Procurando muitas alavancas em vez de uma
O Alzheimer envolve um emaranhado de problemas em vez de um único interruptor com defeito. Dois mensageiros cerebrais chave, a acetilcolina e certas monoaminas, ajudam a sustentar a memória, o humor e a atenção. Enzimas no cérebro degradam esses mensageiros. No Alzheimer, o equilíbrio se altera: enzimas que removem a acetilcolina tornam-se hiperativas, e outra enzima ligada ao estresse oxidativo também apresenta maior atividade. Os pesquisadores propuseram desenhar compostos que pudessem bloquear de forma suave três dessas enzimas ao mesmo tempo, visando preservar sinais cerebrais e reduzir o estresse sobre células nervosas vulneráveis.

Projetando uma nova família de pequenas moléculas
A equipe construiu uma série de vinte compostos relacionados que combinam três blocos químicos em um único arcabouço. Uma parte, conhecida como indol, é comum em muitos fármacos ativos no cérebro e pode ajudar as moléculas a penetrar no órgão. Uma segunda parte, um grupo sulfonamida, pode ajustar a lipossolubilidade e reforçar o contato com bolsões enzimáticos. A terceira, chamada tiosemicarbazona, é flexível e capaz de formar múltiplos contatos dentro dos sítios enzimáticos.
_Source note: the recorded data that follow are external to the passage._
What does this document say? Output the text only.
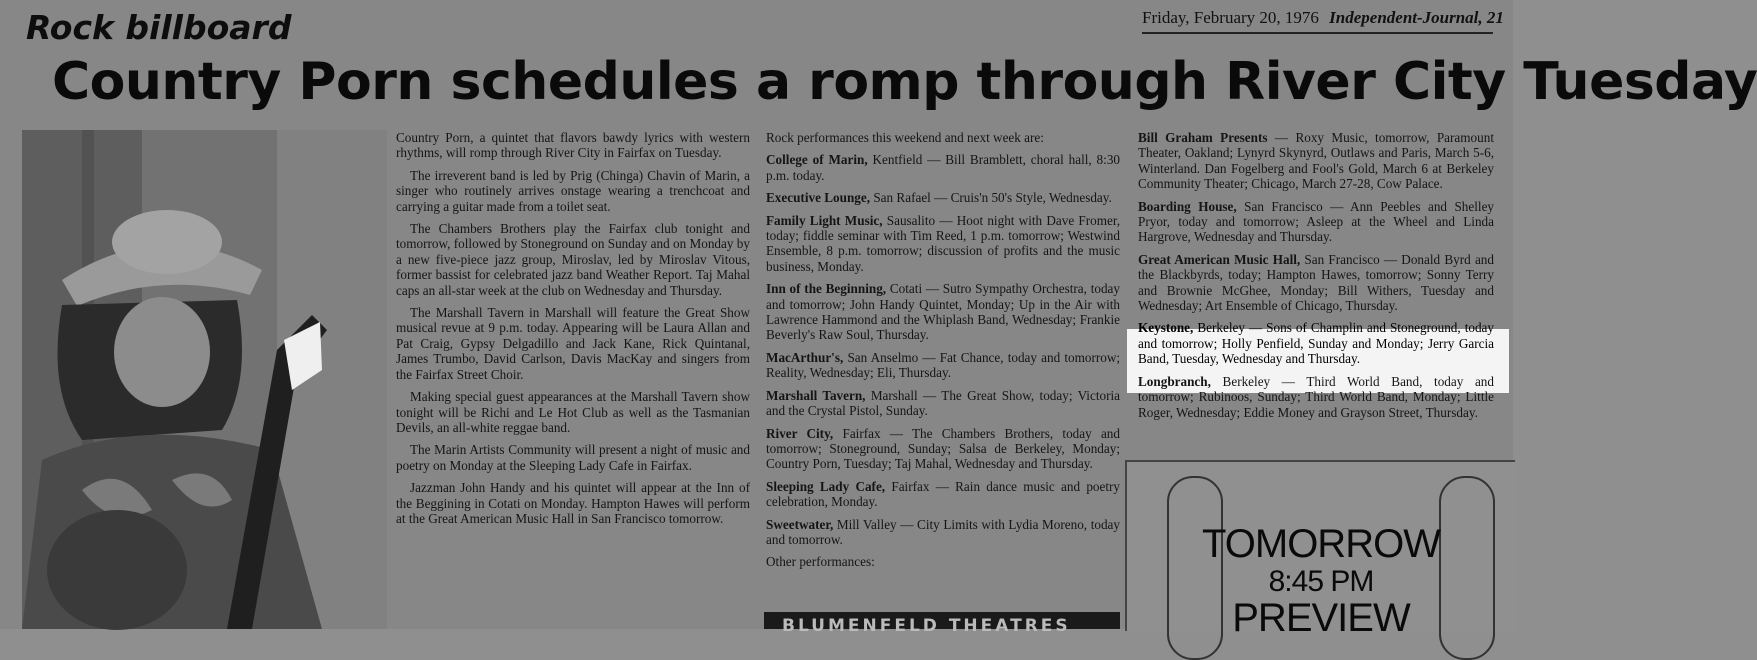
Rock billboard	Friday, February 20, 1976 Independent-Journal, 21
Country Porn schedules a romp through River City Tuesday

Country Porn, a quintet that flavors bawdy lyrics with western rhythms, will romp through River City in Fairfax on Tuesday.

The irreverent band is led by Prig (Chinga) Chavin of Marin, a singer who routinely arrives onstage wearing a trenchcoat and carrying a guitar made from a toilet seat.

The Chambers Brothers play the Fairfax club tonight and tomorrow, followed by Stoneground on Sunday and on Monday by a new five-piece jazz group, Miroslav, led by Miroslav Vitous, former bassist for celebrated jazz band Weather Report. Taj Mahal caps an all-star week at the club on Wednesday and Thursday.

The Marshall Tavern in Marshall will feature the Great Show musical revue at 9 p.m. today. Appearing will be Laura Allan and Pat Craig, Gypsy Delgadillo and Jack Kane, Rick Quintanal, James Trumbo, David Carlson, Davis MacKay and singers from the Fairfax Street Choir.

Making special guest appearances at the Marshall Tavern show tonight will be Richi and Le Hot Club as well as the Tasmanian Devils, an all-white reggae band.

The Marin Artists Community will present a night of music and poetry on Monday at the Sleeping Lady Cafe in Fairfax.

Jazzman John Handy and his quintet will appear at the Inn of the Beggining in Cotati on Monday. Hampton Hawes will perform at the Great American Music Hall in San Francisco tomorrow.

Rock performances this weekend and next week are:

College of Marin, Kentfield — Bill Bramblett, choral hall, 8:30 p.m. today.

Executive Lounge, San Rafael — Cruis'n 50's Style, Wednesday.

Family Light Music, Sausalito — Hoot night with Dave Fromer, today; fiddle seminar with Tim Reed, 1 p.m. tomorrow; Westwind Ensemble, 8 p.m. tomorrow; discussion of profits and the music business, Monday.

Inn of the Beginning, Cotati — Sutro Sympathy Orchestra, today and tomorrow; John Handy Quintet, Monday; Up in the Air with Lawrence Hammond and the Whiplash Band, Wednesday; Frankie Beverly's Raw Soul, Thursday.

MacArthur's, San Anselmo — Fat Chance, today and tomorrow; Reality, Wednesday; Eli, Thursday.

Marshall Tavern, Marshall — The Great Show, today; Victoria and the Crystal Pistol, Sunday.

River City, Fairfax — The Chambers Brothers, today and tomorrow; Stoneground, Sunday; Salsa de Berkeley, Monday; Country Porn, Tuesday; Taj Mahal, Wednesday and Thursday.

Sleeping Lady Cafe, Fairfax — Rain dance music and poetry celebration, Monday.

Sweetwater, Mill Valley — City Limits with Lydia Moreno, today and tomorrow.

Other performances:

Bill Graham Presents — Roxy Music, tomorrow, Paramount Theater, Oakland; Lynyrd Skynyrd, Outlaws and Paris, March 5-6, Winterland. Dan Fogelberg and Fool's Gold, March 6 at Berkeley Community Theater; Chicago, March 27-28, Cow Palace.

Boarding House, San Francisco — Ann Peebles and Shelley Pryor, today and tomorrow; Asleep at the Wheel and Linda Hargrove, Wednesday and Thursday.

Great American Music Hall, San Francisco — Donald Byrd and the Blackbyrds, today; Hampton Hawes, tomorrow; Sonny Terry and Brownie McGhee, Monday; Bill Withers, Tuesday and Wednesday; Art Ensemble of Chicago, Thursday.

Keystone, Berkeley — Sons of Champlin and Stoneground, today and tomorrow; Holly Penfield, Sunday and Monday; Jerry Garcia Band, Tuesday, Wednesday and Thursday.

Longbranch, Berkeley — Third World Band, today and tomorrow; Rubinoos, Sunday; Third World Band, Monday; Little Roger, Wednesday; Eddie Money and Grayson Street, Thursday.

TOMORROW
8:45 PM
PREVIEW
BLUMENFELD THEATRES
Ao variar uma cadeia lateral desse arcabouço, os cientistas puderam sondar como pequenos ajustes estruturais modificam os efeitos biológicos, uma abordagem clássica de relação estrutura–atividade.
Bloqueando enzimas cerebrais e testando células semelhantes a câncer
Em experimentos em tubo de ensaio, todos os vinte compostos bloquearam fortemente as duas enzimas que degradam a acetilcolina, muitas vezes superando o fármaco aprovado galantamina. Muitos também inibiram a enzima das monoaminas de forma mais eficaz que o fármaco clorgilina. Um composto, rotulado 5n, destacou-se por sua força equilibrada nos três alvos em concentrações muito baixas. Os pesquisadores então expuseram células humanas de neuroblastoma, um modelo amplamente utilizado de células semelhantes a neurônios, aos compostos. Vários membros da série retardaram o crescimento dessas células enquanto foram substancialmente menos prejudiciais a células endoteliais normais cultivadas em paralelo, sugerindo um grau de seletividade.
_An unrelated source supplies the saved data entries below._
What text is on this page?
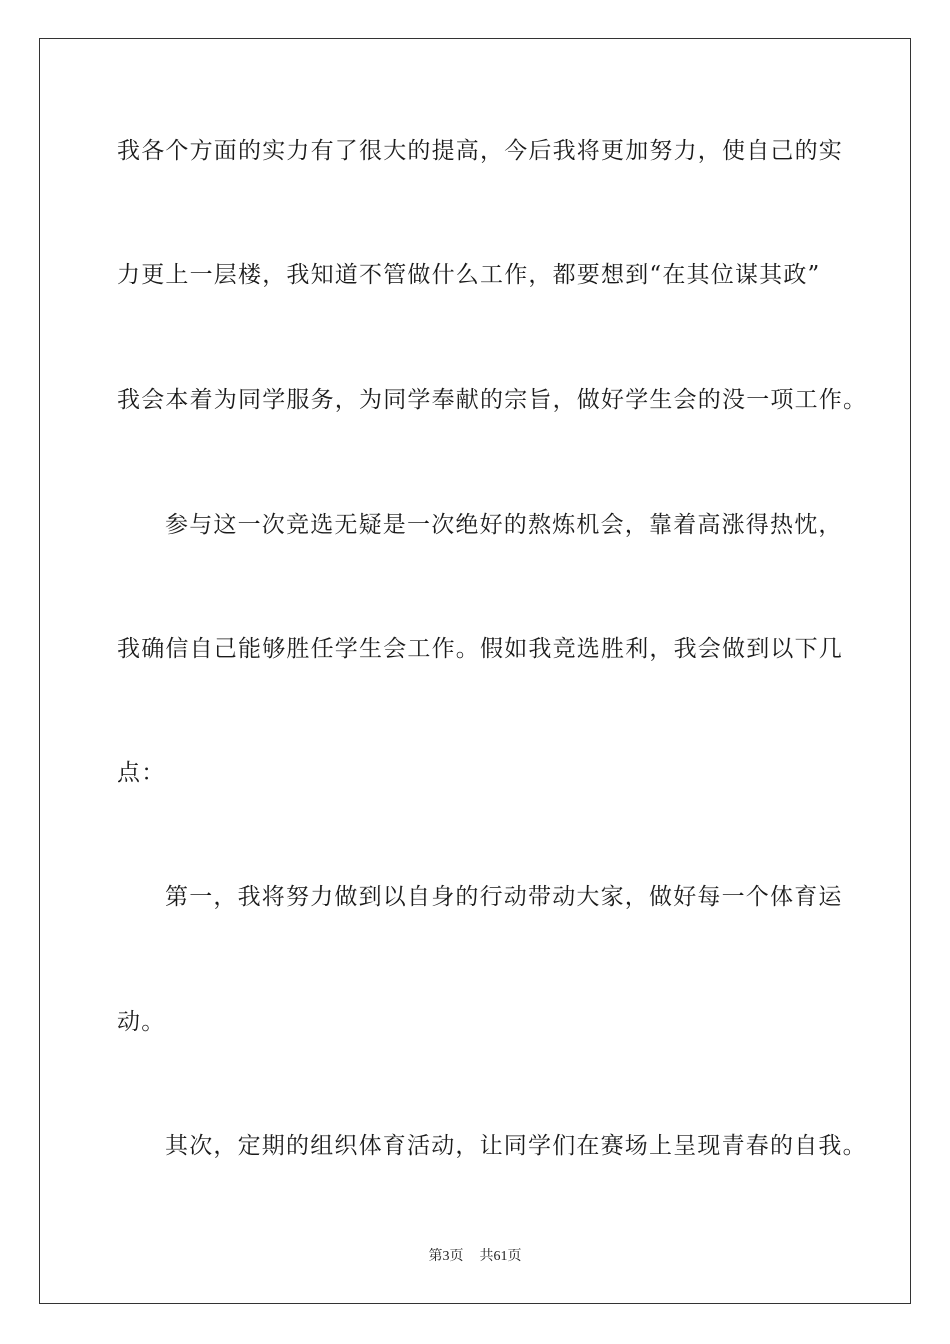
我各个方面的实力有了很大的提高，今后我将更加努力，使自己的实
力更上一层楼，我知道不管做什么工作，都要想到“在其位谋其政”
我会本着为同学服务，为同学奉献的宗旨，做好学生会的没一项工作。
参与这一次竞选无疑是一次绝好的熬炼机会，靠着高涨得热忱，
我确信自己能够胜任学生会工作。假如我竞选胜利，我会做到以下几
点：
第一，我将努力做到以自身的行动带动大家，做好每一个体育运
动。
其次，定期的组织体育活动，让同学们在赛场上呈现青春的自我。
第3页 共61页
Investigando como as moléculas se ajustam aos alvos
Para entender por que certas versões funcionaram melhor, a equipe usou simulações computacionais que visualizam como cada composto se acomoda nos sulcos tridimensionais de suas enzimas-alvo. Para os principais candidatos, esses modelos mostraram encaixes firmes mantidos por ligações de hidrogênio, interações de empilhamento entre sistemas de anéis planos e contatos com átomos de cloro e bromo. Um composto líder, 5n, formou complexos especialmente estáveis em simulações de dinâmica molecular de longa duração, que imitam o ambiente em constante movimento dentro das células. Cálculos adicionais da estrutura eletrônica e do comportamento previsto como fármaco sugeriram que essas moléculas têm estabilidade adequada, capacidade de penetrar no cérebro e absorção oral compatíveis com desenvolvimento futuro.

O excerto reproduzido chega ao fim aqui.